Era un niño de unos doce años, con el pelo hasta los hombros, vestido con blusa y pantalón de piel.
—El rifle, hombre…
—¡Ah, sí! Espera…
Sergio sacó el cargador gris mate, y tendió el rifle al niño. Este lo miró y lo remiró, manejándolo con la misma seriedad que una persona mayor… apuntó hacia las profundidades del bosque, y después, lo devolvió. Sergio se dio cuenta de que en ningún momento el cañón estriado había estado dirigido hacia él ni hacia el pueblo…
—¿Dónde puedo conseguir uno?
—No los hacen aquí, niño. Lo traje de arriba, de las estrellas.
—Mis padres tienen tres escopetas de dos cañones, pero no son como ésta. Los he acompañado muchas veces a cazar. Cuando cumpla quince me darán uno… me hubiera gustado que fuese como éste. ¿Cuántos disparos tiene?
—Veinticinco en cada cargador.
—¿Qué pólvora usa? ¿Es difícil de cargar? ¿Cuánto alcanza? ¿Seguro que no hay aquí?
—No. Alcanza dos mil metros; eso es el visor telescópico…
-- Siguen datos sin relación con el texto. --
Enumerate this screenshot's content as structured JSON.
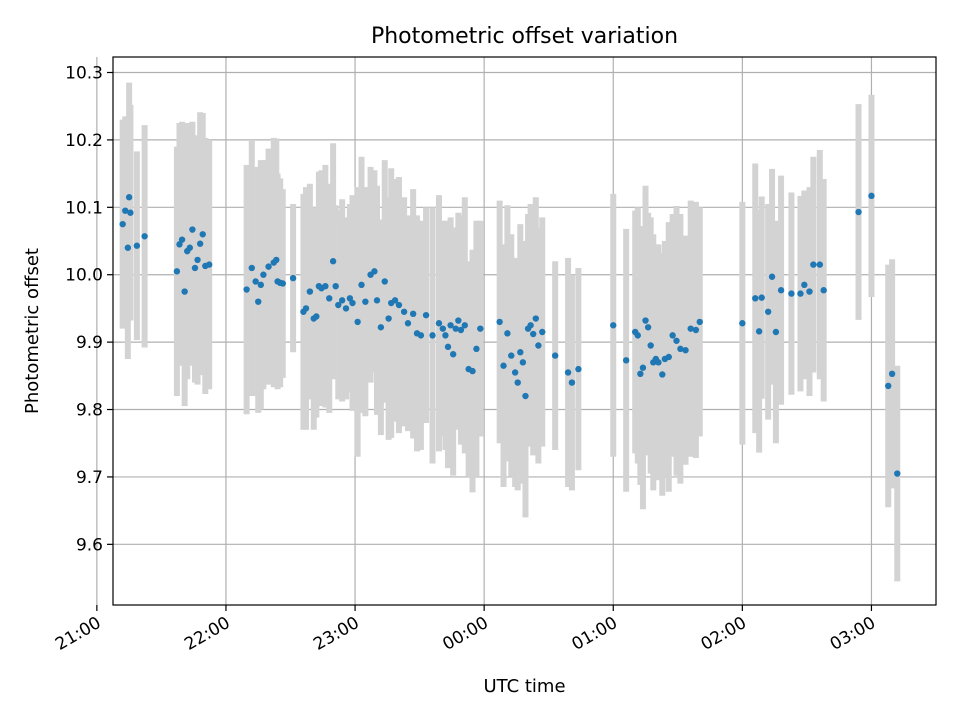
{
  "chart_data": {
    "type": "scatter",
    "title": "Photometric offset variation",
    "xlabel": "UTC time",
    "ylabel": "Photometric offset",
    "x_ticks": [
      "21:00",
      "22:00",
      "23:00",
      "00:00",
      "01:00",
      "02:00",
      "03:00"
    ],
    "y_ticks": [
      "9.6",
      "9.7",
      "9.8",
      "9.9",
      "10.0",
      "10.1",
      "10.2",
      "10.3"
    ],
    "xlim_hours": [
      -2.875,
      3.5
    ],
    "ylim": [
      9.51,
      10.323
    ],
    "grid": true,
    "colors": {
      "marker": "#1f77b4",
      "errorbar": "#d3d3d3",
      "grid": "#b0b0b0",
      "axes": "#000000"
    },
    "series": [
      {
        "x_hours": [
          -2.8,
          -2.78,
          -2.76,
          -2.75,
          -2.74,
          -2.69,
          -2.63,
          -2.38,
          -2.36,
          -2.34,
          -2.32,
          -2.3,
          -2.28,
          -2.26,
          -2.24,
          -2.22,
          -2.2,
          -2.18,
          -2.16,
          -2.13,
          -1.84,
          -1.8,
          -1.77,
          -1.75,
          -1.73,
          -1.71,
          -1.67,
          -1.63,
          -1.61,
          -1.6,
          -1.58,
          -1.56,
          -1.48,
          -1.4,
          -1.38,
          -1.35,
          -1.32,
          -1.3,
          -1.28,
          -1.26,
          -1.23,
          -1.2,
          -1.17,
          -1.15,
          -1.13,
          -1.1,
          -1.07,
          -1.04,
          -1.02,
          -0.98,
          -0.95,
          -0.92,
          -0.88,
          -0.85,
          -0.83,
          -0.8,
          -0.77,
          -0.74,
          -0.72,
          -0.69,
          -0.66,
          -0.62,
          -0.59,
          -0.55,
          -0.52,
          -0.49,
          -0.45,
          -0.4,
          -0.35,
          -0.32,
          -0.3,
          -0.28,
          -0.26,
          -0.24,
          -0.22,
          -0.2,
          -0.18,
          -0.15,
          -0.12,
          -0.09,
          -0.06,
          -0.03,
          0.12,
          0.15,
          0.18,
          0.21,
          0.24,
          0.26,
          0.28,
          0.3,
          0.32,
          0.34,
          0.36,
          0.38,
          0.4,
          0.42,
          0.45,
          0.55,
          0.65,
          0.68,
          0.73,
          1.0,
          1.1,
          1.17,
          1.19,
          1.21,
          1.23,
          1.25,
          1.27,
          1.29,
          1.31,
          1.33,
          1.35,
          1.38,
          1.4,
          1.43,
          1.46,
          1.49,
          1.52,
          1.56,
          1.6,
          1.64,
          1.67,
          2.0,
          2.1,
          2.13,
          2.15,
          2.2,
          2.23,
          2.26,
          2.3,
          2.38,
          2.45,
          2.48,
          2.52,
          2.55,
          2.6,
          2.63,
          2.9,
          3.0,
          3.13,
          3.16,
          3.2
        ],
        "y": [
          10.075,
          10.095,
          10.04,
          10.115,
          10.092,
          10.043,
          10.057,
          10.005,
          10.045,
          10.052,
          9.975,
          10.035,
          10.04,
          10.067,
          10.01,
          10.022,
          10.046,
          10.06,
          10.013,
          10.015,
          9.978,
          10.01,
          9.99,
          9.96,
          9.985,
          10.0,
          10.012,
          10.018,
          10.022,
          9.99,
          9.988,
          9.987,
          9.995,
          9.945,
          9.95,
          9.975,
          9.935,
          9.938,
          9.983,
          9.98,
          9.983,
          9.965,
          10.02,
          9.983,
          9.955,
          9.962,
          9.95,
          9.965,
          9.958,
          9.93,
          9.985,
          9.96,
          10.0,
          10.005,
          9.962,
          9.922,
          9.99,
          9.935,
          9.958,
          9.962,
          9.955,
          9.945,
          9.928,
          9.942,
          9.913,
          9.91,
          9.94,
          9.91,
          9.928,
          9.92,
          9.91,
          9.893,
          9.925,
          9.882,
          9.92,
          9.932,
          9.918,
          9.925,
          9.86,
          9.857,
          9.89,
          9.92,
          9.93,
          9.865,
          9.913,
          9.88,
          9.855,
          9.84,
          9.885,
          9.87,
          9.82,
          9.92,
          9.925,
          9.912,
          9.935,
          9.895,
          9.915,
          9.88,
          9.855,
          9.84,
          9.86,
          9.925,
          9.873,
          9.915,
          9.91,
          9.853,
          9.862,
          9.932,
          9.922,
          9.895,
          9.87,
          9.875,
          9.87,
          9.852,
          9.875,
          9.878,
          9.91,
          9.902,
          9.89,
          9.888,
          9.92,
          9.918,
          9.93,
          9.928,
          9.965,
          9.916,
          9.966,
          9.945,
          9.997,
          9.915,
          9.977,
          9.972,
          9.972,
          9.985,
          9.975,
          10.015,
          10.015,
          9.977,
          10.093,
          10.117,
          9.835,
          9.853,
          9.705
        ],
        "err": [
          0.155,
          0.14,
          0.165,
          0.17,
          0.16,
          0.14,
          0.165,
          0.185,
          0.18,
          0.175,
          0.17,
          0.19,
          0.175,
          0.16,
          0.17,
          0.185,
          0.195,
          0.18,
          0.19,
          0.185,
          0.185,
          0.19,
          0.17,
          0.165,
          0.185,
          0.17,
          0.175,
          0.185,
          0.18,
          0.16,
          0.155,
          0.14,
          0.11,
          0.175,
          0.18,
          0.16,
          0.165,
          0.15,
          0.17,
          0.175,
          0.18,
          0.17,
          0.175,
          0.12,
          0.14,
          0.15,
          0.135,
          0.14,
          0.16,
          0.2,
          0.19,
          0.17,
          0.16,
          0.15,
          0.17,
          0.16,
          0.18,
          0.18,
          0.2,
          0.18,
          0.19,
          0.17,
          0.16,
          0.185,
          0.175,
          0.17,
          0.16,
          0.19,
          0.19,
          0.16,
          0.17,
          0.18,
          0.16,
          0.18,
          0.15,
          0.16,
          0.17,
          0.19,
          0.16,
          0.18,
          0.19,
          0.16,
          0.18,
          0.18,
          0.19,
          0.18,
          0.17,
          0.16,
          0.19,
          0.18,
          0.18,
          0.17,
          0.18,
          0.18,
          0.18,
          0.175,
          0.17,
          0.14,
          0.17,
          0.16,
          0.15,
          0.195,
          0.195,
          0.18,
          0.19,
          0.165,
          0.21,
          0.2,
          0.17,
          0.19,
          0.19,
          0.17,
          0.175,
          0.18,
          0.175,
          0.2,
          0.18,
          0.2,
          0.2,
          0.17,
          0.19,
          0.19,
          0.17,
          0.18,
          0.2,
          0.18,
          0.15,
          0.16,
          0.16,
          0.165,
          0.17,
          0.15,
          0.145,
          0.14,
          0.155,
          0.16,
          0.17,
          0.165,
          0.16,
          0.15,
          0.18,
          0.17,
          0.16
        ]
      }
    ]
  }
}
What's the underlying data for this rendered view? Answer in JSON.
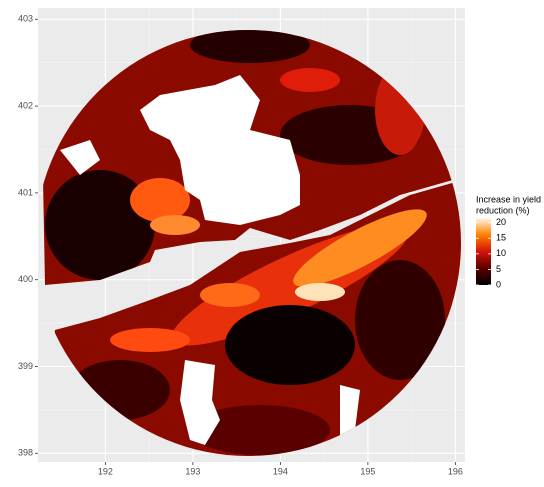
{
  "chart_data": {
    "type": "map",
    "xlim": [
      191.23,
      196.11
    ],
    "ylim": [
      397.9,
      403.13
    ],
    "xticks": [
      192,
      193,
      194,
      195,
      196
    ],
    "yticks": [
      398,
      399,
      400,
      401,
      402,
      403
    ],
    "grid": true,
    "legend": {
      "title": [
        "Increase in yield",
        "reduction (%)"
      ],
      "position": "right",
      "lim": [
        0,
        21.5
      ],
      "ticks": [
        0,
        5,
        10,
        15,
        20
      ],
      "colors": [
        "#000000",
        "#5a0000",
        "#d41408",
        "#ff8000",
        "#fff7ea"
      ]
    }
  }
}
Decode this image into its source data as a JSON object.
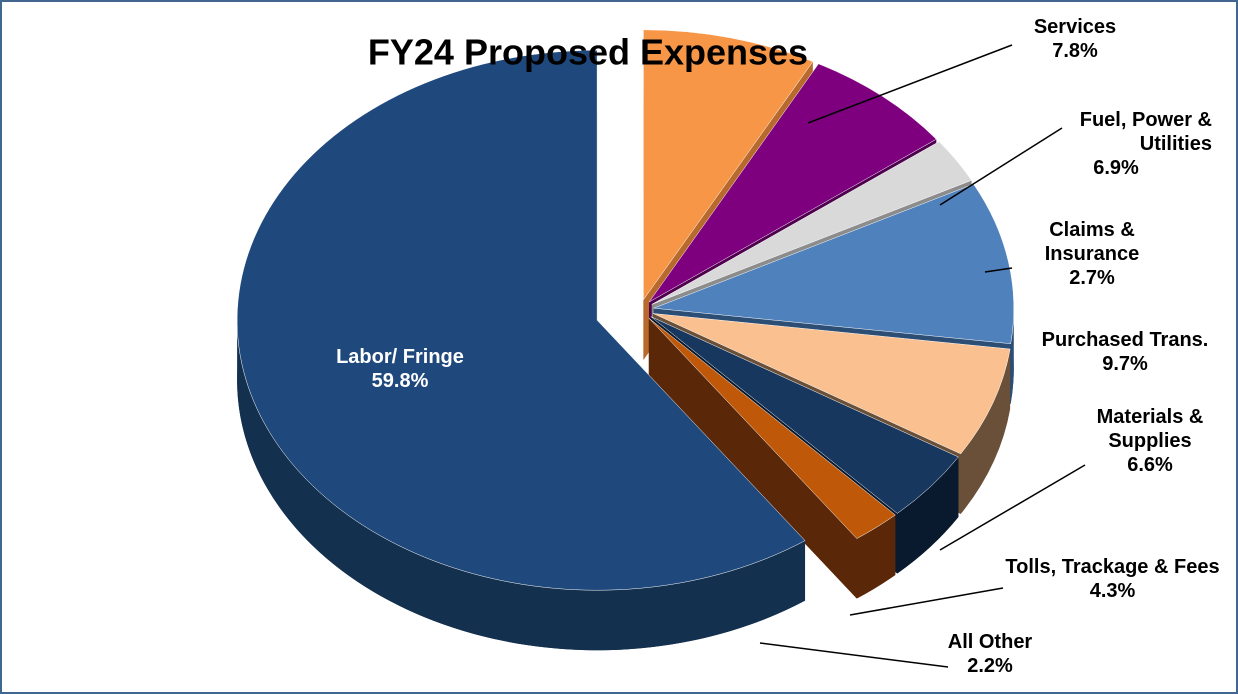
{
  "chart_data": {
    "type": "pie3d",
    "title": "FY24 Proposed Expenses",
    "categories": [
      "Services",
      "Fuel, Power & Utilities",
      "Claims & Insurance",
      "Purchased Trans.",
      "Materials & Supplies",
      "Tolls, Trackage & Fees",
      "All Other",
      "Labor/ Fringe"
    ],
    "values": [
      7.8,
      6.9,
      2.7,
      9.7,
      6.6,
      4.3,
      2.2,
      59.8
    ],
    "value_labels": [
      "7.8%",
      "6.9%",
      "2.7%",
      "9.7%",
      "6.6%",
      "4.3%",
      "2.2%",
      "59.8%"
    ],
    "colors": [
      "#f79646",
      "#7f007f",
      "#d9d9d9",
      "#4f81bd",
      "#fac090",
      "#17375e",
      "#c0580a",
      "#1f497d"
    ],
    "side_colors": [
      "#b86a2c",
      "#4f004f",
      "#8c8c8c",
      "#2c4d74",
      "#6b5039",
      "#0a1a2e",
      "#5a2808",
      "#14304f"
    ]
  }
}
—¿Para qué sirve? ¿Me dejas tirar con él? ¡Tengo trece años ya!
Tras dos interminables días en que el niño le persiguió por todas partes, siempre mirando el rifle magnético con ojos golosos, el problema del herrero y los clavos se solucionó por fin. De mañana, algo antes de amanecer, salieron con el automotor por la parte opuesta a la que entraron. El Manchurri, por una parte, estaba muy satisfecho, pues había hecho buenos cambios, y la trasera del vehículo estaba tan atestada de mercancías que prácticamente no se podía entrar.
—Unas cuantas sesiones así, y reúno para otros dos bueyes.
Pero por otra parte, se le notaba claramente la preocupación por tener que enfrentarse con el temido Herder. A pesar de que Sergio no se privó, durante el camino, de un par de tragos de visqui, el Manchurri no recurrió en absoluto al vino… y tanto él como el Huesos permanecieron silenciosos y hoscos. Comieron frugalmente, sin detener la marcha del vehículo, y a media tarde, tras una sola y breve parada para cargar leña, llegaron a una explanada desértica, barrida por los vientos, donde solamente se alzaban al cielo una hilera de mogotes rocosos, que la cerraban por un lado.
Sergio hubiera sido incapaz de distinguir una de otra las sombrías aberturas que se abrían entre las peñas, pero el automotor, dirigido por la temblorosa mano del Manchurri, se dirigió rectamente a una de ellas… Una espesa vegetación de árboles desconocidos, de tronco oscuro, leproso y hojas casi negras, la cerraba herméticamente. Parecía imposible que el vehículo pudiera atravesar la apretada cortina de troncos retorcidos y macizos espinosos, repletos de agujas violáceas que apuntaban, amenazadoras, hacia ellos. Los dos dedos de roca fronteros se levantaban repulsivamente sobre la odiosa vegetación, como dos señales de advertencia.